Михаил возмутился: перебежчик! Не этическая сторона дела оскорбляла его, но дряблость мелкотравчатого экспедитора. Как можно отойти от зеленого сукна, пока в кармане бренчит хотя бы мелочь! Хорошо, пусть съездовские делегаты арестованы, но ведь несколько воинских частей высказались за левых эсеров. В резерве вся страна. Бои еще предстоят. И вот в такую минуту менять огромный куш победы, который может быть сорван, на жалкую службу в экспедиции большевистской газеты!

Ночью Михаил, преодолев немало препятствий, пробрался в Семе­новские казармы, где сидели мятежники. То, что он нашел там, мало чем отличалось от настроений экспедитора. Поражала прежде всего помесь людских пород. Здесь были и «учредиловцы» втайне, и анархисты, и просто заправские виртуозы смуты. Храбрясь и отругиваясь, все, однако, искали приличной лазейки. Вопреки безупречным аргументам Уварова, страна явно в переделке не участвовала. Торговка огурцами на Зацепе, расслышав привычный бас пушек, которыми большевики теперь уговаривали левых эсеров быть «легче на повороте», лениво забормотала:

- Белых побили, теперь серых бьют.

Это являлось, кажется, единственным откликом на инсценировку классической революции. Даже удивления не было. Обыватели еще помнили выстрелы, которыми как-то ночью большевики выселяли анархистов, квартировавших перед тем в перворазрядных особняках, и применение в дискуссиях артиллерии казалось им естественным.

Наиболее нервные из числа тех, что сидели в Семеновских казармах, предлагали перейти в наступление. Михаил решил во что бы то ни стало повторить Октябрь. Он тщательно внушал себе, что переживает подъем: это его бунт, бунт Михаила Лыкова!

С криком пробежал он несколько шагов, но быстро осекся. Мучительность стыда за плохой любительский спектакль судорогой прошлась по лицу. После этого он уже сидел молча, не разделяя ни бравирования, ни паники, сидел, пока не настало так называемое «отступление», то есть бегство по шоссе, по жиденьким огородам, бегство, в котором преследователями являлись все: большевики, огородники, их собаки, едкое солнце, страх и стыд.
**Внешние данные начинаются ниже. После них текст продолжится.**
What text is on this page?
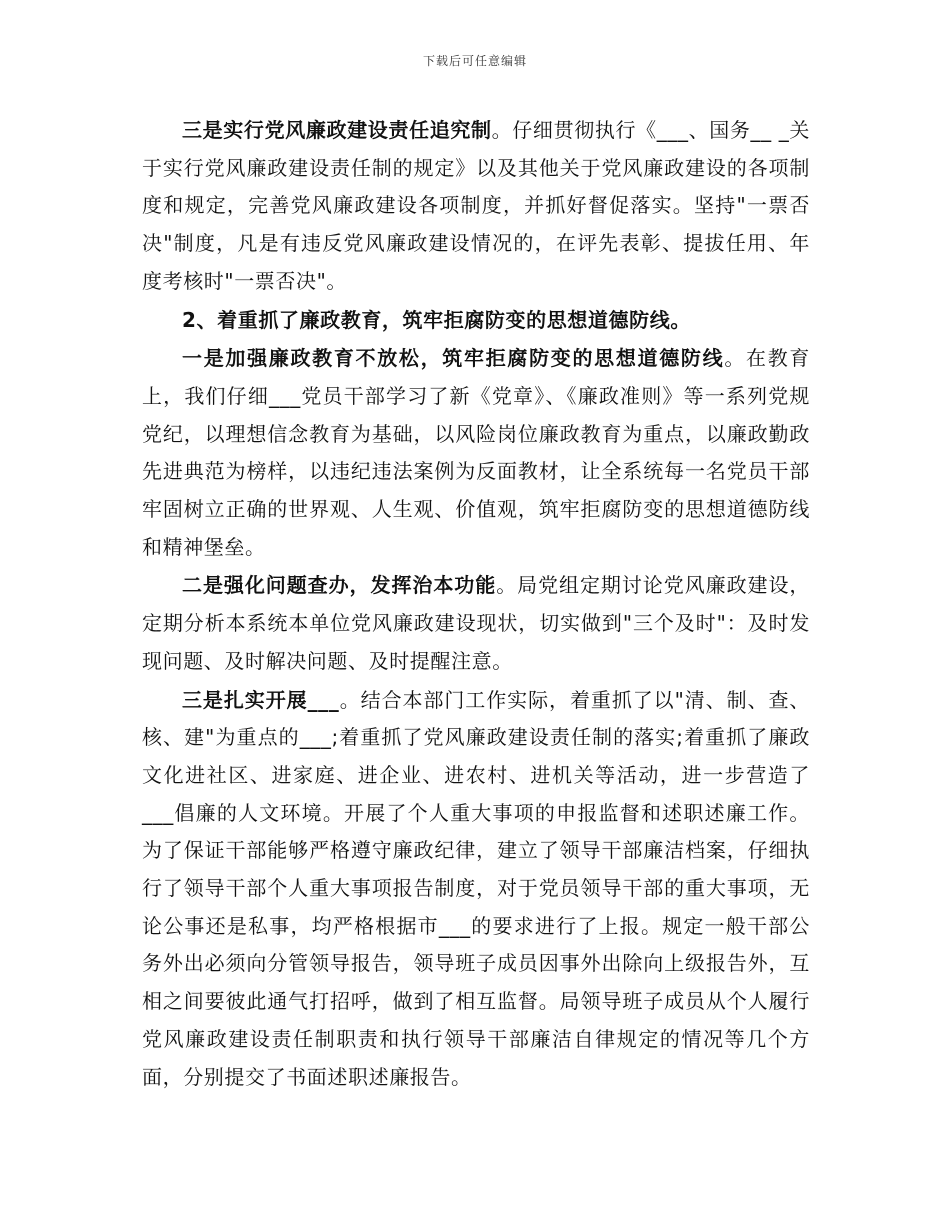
下载后可任意编辑

三是实行党风廉政建设责任追究制。仔细贯彻执行《___、国务__ _关于实行党风廉政建设责任制的规定》以及其他关于党风廉政建设的各项制度和规定，完善党风廉政建设各项制度，并抓好督促落实。坚持"一票否决"制度，凡是有违反党风廉政建设情况的，在评先表彰、提拔任用、年度考核时"一票否决"。

2、着重抓了廉政教育，筑牢拒腐防变的思想道德防线。

一是加强廉政教育不放松，筑牢拒腐防变的思想道德防线。在教育上，我们仔细___党员干部学习了新《党章》、《廉政准则》等一系列党规党纪，以理想信念教育为基础，以风险岗位廉政教育为重点，以廉政勤政先进典范为榜样，以违纪违法案例为反面教材，让全系统每一名党员干部牢固树立正确的世界观、人生观、价值观，筑牢拒腐防变的思想道德防线和精神堡垒。

二是强化问题查办，发挥治本功能。局党组定期讨论党风廉政建设，定期分析本系统本单位党风廉政建设现状，切实做到"三个及时"：及时发现问题、及时解决问题、及时提醒注意。

三是扎实开展___。结合本部门工作实际，着重抓了以"清、制、查、核、建"为重点的___;着重抓了党风廉政建设责任制的落实;着重抓了廉政文化进社区、进家庭、进企业、进农村、进机关等活动，进一步营造了___倡廉的人文环境。开展了个人重大事项的申报监督和述职述廉工作。为了保证干部能够严格遵守廉政纪律，建立了领导干部廉洁档案，仔细执行了领导干部个人重大事项报告制度，对于党员领导干部的重大事项，无论公事还是私事，均严格根据市___的要求进行了上报。规定一般干部公务外出必须向分管领导报告，领导班子成员因事外出除向上级报告外，互相之间要彼此通气打招呼，做到了相互监督。局领导班子成员从个人履行党风廉政建设责任制职责和执行领导干部廉洁自律规定的情况等几个方面，分别提交了书面述职述廉报告。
Беглецы, вначале сохранявшие видимость боевой части, быстро распылились, каждый за свой страх искал спасения. Инерция бега сохранялась, и Михаил, проделывая сотни верст, меняя телегу на теплушку, ночуя то под мостом, то на залусканном перроне станции, подчинялся скорее инерции, нежели разумно избранному маршруту. Если он и переживал что-нибудь, то только полноту поражения, увеличенное во сто крат похмелье киевских паштетных, знакомую ему скуку дней, начинающихся бесцельной зевотой, со всей отчетливостью часов и даже получасов, с духотой засыпания. Именно это ощущение знакомости, а не осознанное желание перейти границу, и повернуло его на юг, к родным местам. Опоминания еще не было. Лица товарищей в казарме, мяукание снарядов, слова воззваний, смородина московских ягодников, лай натравленных на беглецов собак - все это являлось еще длящимся, живым унижением.

Опоминание началось только тогда, когда в черноте летней ночи, как будто созданной для вызревания хлебов и для любовных утех, показался тусклый блеск металлической каски. Блеск этот был чужд, нов и значителен, так что не только сердце Михаила, но и многие другие сердца людей, шедших с тюками или с корзинами, увидев его, дрогнули, забились чаще.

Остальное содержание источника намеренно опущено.